2017-10-11 11:03 GMT+02:00 Pedro Magalhães <[email protected]>:
> On Tue, Oct 10, 2017 at 5:53 PM, Nikita Popov <[email protected]>
> wrote:
> >
> > The problem are not internal function calls, the problem are callbacks.
> In
> > fact, the proposed fix does not actually fix the problem you encountered
> in
> > PHPUnit, as it is going to use the strictness mode at the reflection
> > call-site, not the strictness mode used by the file defining the data
> > provider.
> >
>
> For those that didn't have a look at the PR, my goal was to try to ensure
> that if we are looking for which strictness to use, we should look at the
> place of the closest "user" call instead of the function (user or internal)

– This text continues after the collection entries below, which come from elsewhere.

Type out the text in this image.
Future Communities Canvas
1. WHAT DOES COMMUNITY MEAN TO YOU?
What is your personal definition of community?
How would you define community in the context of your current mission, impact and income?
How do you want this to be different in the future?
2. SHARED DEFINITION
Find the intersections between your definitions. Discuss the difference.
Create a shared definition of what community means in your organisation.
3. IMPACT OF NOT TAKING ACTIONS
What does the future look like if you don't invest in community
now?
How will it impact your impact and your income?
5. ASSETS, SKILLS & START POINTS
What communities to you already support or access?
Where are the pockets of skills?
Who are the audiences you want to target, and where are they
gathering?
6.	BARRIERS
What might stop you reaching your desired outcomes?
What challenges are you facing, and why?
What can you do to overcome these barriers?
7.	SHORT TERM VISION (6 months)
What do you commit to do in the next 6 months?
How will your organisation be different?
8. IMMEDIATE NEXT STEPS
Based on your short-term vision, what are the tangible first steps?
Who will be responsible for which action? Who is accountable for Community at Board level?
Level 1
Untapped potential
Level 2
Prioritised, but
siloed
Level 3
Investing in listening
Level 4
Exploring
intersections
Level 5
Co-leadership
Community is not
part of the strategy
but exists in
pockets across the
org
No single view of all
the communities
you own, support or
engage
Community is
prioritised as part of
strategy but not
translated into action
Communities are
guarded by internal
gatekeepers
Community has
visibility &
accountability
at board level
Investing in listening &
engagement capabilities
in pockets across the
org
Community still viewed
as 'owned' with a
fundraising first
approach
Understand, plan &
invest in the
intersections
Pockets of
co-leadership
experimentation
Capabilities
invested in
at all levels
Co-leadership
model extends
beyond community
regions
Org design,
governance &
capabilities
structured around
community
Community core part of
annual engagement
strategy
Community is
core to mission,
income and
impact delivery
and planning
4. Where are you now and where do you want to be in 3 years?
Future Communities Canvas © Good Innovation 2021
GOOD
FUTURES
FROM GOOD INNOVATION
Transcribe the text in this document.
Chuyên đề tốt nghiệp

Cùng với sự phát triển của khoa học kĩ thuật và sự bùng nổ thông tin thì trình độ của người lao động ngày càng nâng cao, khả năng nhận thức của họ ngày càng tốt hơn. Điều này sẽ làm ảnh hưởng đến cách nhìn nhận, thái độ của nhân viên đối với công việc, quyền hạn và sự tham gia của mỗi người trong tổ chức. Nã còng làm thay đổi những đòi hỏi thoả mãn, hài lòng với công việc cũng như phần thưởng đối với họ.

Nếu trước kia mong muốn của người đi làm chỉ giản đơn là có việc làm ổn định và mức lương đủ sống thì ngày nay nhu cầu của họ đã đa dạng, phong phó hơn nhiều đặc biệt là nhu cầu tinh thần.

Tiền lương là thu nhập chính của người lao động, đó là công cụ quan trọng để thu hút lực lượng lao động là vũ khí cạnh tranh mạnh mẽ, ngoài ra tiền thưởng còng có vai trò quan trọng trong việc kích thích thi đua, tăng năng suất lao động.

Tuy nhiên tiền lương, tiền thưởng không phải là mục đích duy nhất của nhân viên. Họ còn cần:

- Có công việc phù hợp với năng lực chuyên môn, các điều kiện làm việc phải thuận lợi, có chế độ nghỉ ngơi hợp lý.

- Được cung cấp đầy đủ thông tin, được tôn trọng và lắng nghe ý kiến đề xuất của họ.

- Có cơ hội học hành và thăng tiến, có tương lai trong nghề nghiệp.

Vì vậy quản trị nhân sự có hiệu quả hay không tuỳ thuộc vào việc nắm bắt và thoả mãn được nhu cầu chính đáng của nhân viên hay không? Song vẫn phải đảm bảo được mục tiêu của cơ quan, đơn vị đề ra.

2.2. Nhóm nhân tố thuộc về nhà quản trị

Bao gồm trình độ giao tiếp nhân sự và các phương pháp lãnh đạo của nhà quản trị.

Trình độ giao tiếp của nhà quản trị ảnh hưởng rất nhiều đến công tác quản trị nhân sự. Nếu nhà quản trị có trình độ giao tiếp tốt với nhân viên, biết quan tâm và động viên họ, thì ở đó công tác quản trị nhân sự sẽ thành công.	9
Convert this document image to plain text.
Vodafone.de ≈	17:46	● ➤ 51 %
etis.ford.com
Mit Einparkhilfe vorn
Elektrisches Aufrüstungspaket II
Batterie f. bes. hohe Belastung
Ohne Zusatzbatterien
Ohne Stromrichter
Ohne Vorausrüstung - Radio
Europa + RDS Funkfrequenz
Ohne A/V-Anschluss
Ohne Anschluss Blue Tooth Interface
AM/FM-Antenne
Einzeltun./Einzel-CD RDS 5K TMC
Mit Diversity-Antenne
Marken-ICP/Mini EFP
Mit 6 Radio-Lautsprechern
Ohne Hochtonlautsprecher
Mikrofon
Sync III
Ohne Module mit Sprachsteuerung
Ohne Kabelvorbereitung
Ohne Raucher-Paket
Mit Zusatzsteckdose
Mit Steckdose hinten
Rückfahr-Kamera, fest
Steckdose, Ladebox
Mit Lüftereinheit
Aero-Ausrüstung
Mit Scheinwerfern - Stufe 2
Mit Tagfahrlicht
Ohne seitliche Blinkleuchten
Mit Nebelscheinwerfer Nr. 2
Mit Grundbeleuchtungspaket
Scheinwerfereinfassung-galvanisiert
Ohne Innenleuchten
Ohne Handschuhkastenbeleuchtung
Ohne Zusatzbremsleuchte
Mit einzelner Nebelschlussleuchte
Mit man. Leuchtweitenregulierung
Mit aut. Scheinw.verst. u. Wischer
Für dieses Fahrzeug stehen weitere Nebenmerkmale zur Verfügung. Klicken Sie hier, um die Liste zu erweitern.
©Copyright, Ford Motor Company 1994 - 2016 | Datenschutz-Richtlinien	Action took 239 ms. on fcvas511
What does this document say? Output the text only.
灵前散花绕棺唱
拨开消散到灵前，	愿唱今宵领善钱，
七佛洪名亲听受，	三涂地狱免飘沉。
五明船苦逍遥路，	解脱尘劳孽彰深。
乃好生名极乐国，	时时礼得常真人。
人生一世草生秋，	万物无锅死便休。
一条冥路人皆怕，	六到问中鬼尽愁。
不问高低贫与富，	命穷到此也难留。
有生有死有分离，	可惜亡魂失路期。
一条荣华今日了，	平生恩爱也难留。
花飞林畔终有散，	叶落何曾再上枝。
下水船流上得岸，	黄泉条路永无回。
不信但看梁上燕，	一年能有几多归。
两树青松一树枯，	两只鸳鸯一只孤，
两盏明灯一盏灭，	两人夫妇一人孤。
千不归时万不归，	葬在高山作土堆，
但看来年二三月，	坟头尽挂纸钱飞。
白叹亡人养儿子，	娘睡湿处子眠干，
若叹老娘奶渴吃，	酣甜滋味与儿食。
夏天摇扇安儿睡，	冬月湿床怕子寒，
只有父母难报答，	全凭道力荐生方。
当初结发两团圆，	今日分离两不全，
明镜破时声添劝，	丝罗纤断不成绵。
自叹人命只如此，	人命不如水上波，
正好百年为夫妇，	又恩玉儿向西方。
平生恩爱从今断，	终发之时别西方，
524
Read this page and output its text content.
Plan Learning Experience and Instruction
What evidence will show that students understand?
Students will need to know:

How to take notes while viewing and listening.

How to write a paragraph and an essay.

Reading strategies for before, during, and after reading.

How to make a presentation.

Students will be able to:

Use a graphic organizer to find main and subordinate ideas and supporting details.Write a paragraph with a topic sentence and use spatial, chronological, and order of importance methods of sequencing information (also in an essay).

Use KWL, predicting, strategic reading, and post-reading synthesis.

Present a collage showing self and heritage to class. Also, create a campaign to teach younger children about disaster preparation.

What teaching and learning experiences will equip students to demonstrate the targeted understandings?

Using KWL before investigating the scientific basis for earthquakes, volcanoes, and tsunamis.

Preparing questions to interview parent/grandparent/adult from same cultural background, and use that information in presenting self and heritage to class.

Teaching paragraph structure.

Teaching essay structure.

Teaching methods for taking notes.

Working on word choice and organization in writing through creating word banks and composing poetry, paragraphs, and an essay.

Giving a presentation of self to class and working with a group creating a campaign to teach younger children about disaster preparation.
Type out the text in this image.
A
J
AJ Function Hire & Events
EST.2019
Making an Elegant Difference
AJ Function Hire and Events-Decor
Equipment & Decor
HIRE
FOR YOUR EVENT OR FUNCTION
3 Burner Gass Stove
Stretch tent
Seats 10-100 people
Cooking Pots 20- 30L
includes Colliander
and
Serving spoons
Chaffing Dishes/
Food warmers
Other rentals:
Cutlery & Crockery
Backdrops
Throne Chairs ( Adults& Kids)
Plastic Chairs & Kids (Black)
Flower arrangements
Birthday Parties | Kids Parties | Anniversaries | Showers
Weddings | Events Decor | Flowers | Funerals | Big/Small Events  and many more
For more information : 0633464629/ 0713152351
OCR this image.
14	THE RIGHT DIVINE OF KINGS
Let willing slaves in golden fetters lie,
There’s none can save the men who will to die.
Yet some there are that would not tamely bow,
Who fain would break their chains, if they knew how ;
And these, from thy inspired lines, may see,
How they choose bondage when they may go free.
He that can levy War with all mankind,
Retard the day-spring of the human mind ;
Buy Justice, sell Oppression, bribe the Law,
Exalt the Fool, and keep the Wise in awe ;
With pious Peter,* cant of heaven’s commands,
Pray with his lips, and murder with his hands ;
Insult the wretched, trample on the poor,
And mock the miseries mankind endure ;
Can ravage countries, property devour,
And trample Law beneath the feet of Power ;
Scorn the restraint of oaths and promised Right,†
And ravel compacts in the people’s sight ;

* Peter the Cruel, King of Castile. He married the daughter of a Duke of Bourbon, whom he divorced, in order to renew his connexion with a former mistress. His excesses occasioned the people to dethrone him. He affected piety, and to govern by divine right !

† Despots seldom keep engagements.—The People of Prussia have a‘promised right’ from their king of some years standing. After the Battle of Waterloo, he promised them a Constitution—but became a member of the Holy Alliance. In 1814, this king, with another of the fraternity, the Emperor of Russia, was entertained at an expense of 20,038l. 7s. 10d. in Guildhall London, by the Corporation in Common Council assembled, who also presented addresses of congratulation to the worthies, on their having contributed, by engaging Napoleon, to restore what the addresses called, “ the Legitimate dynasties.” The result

> that called the current one. The reason for this problem lies in the fact
> that `ZEND_ARG_USES_STRICT_TYPES()` will simply look at the caller
> regardless of what it is. Although this is enough to allow calling
> functions that were defined as non-strict in a strict manner, it does cause
> this kind of shortcomings with callbacks.
>
>
> > I believe that the proper way to fix this is to handle dynamic function
> > invocations differently from direct invocations. Direct invocations
> should
> > use the strictness level of the call-site, while dynamic invocations
> should
> > use the strictness level of the declaration-site.
>
I'm not sure about that. That might be reasonable for closures, but not for
other dynamic invocations.
> I agree that this should be about dynamic vs direct instead of user vs
> internal but IMHO, making the strictness vary from call-site to
> declaration-site depending on that may be a bit too confusing. Would it be
> possible/reasonable to try to find the place where the dynamic call was
> started? (i.e. the dataProvider, the mapped function for a userland
> array_map, etc...)
>
I don't think that's reasonably possible. Think about some event emitter
like that:
```
class EventEmitter {
private array $callbacks = [];
public function on(string $eventName, callable $callback): void {
$this->callbacks[$eventName][] = $callback;
}
public function emit(string $eventName, $value): void {
foreach ($this->callbacks[$eventName] ?? [] as $callback) {
$callback($value);
}
}
}
```
Where is a dynamic call to a registered callback started? Depending on the
strictness level of the caller of `emit()`? What if that `emit()` is called
from another file with another strictness level?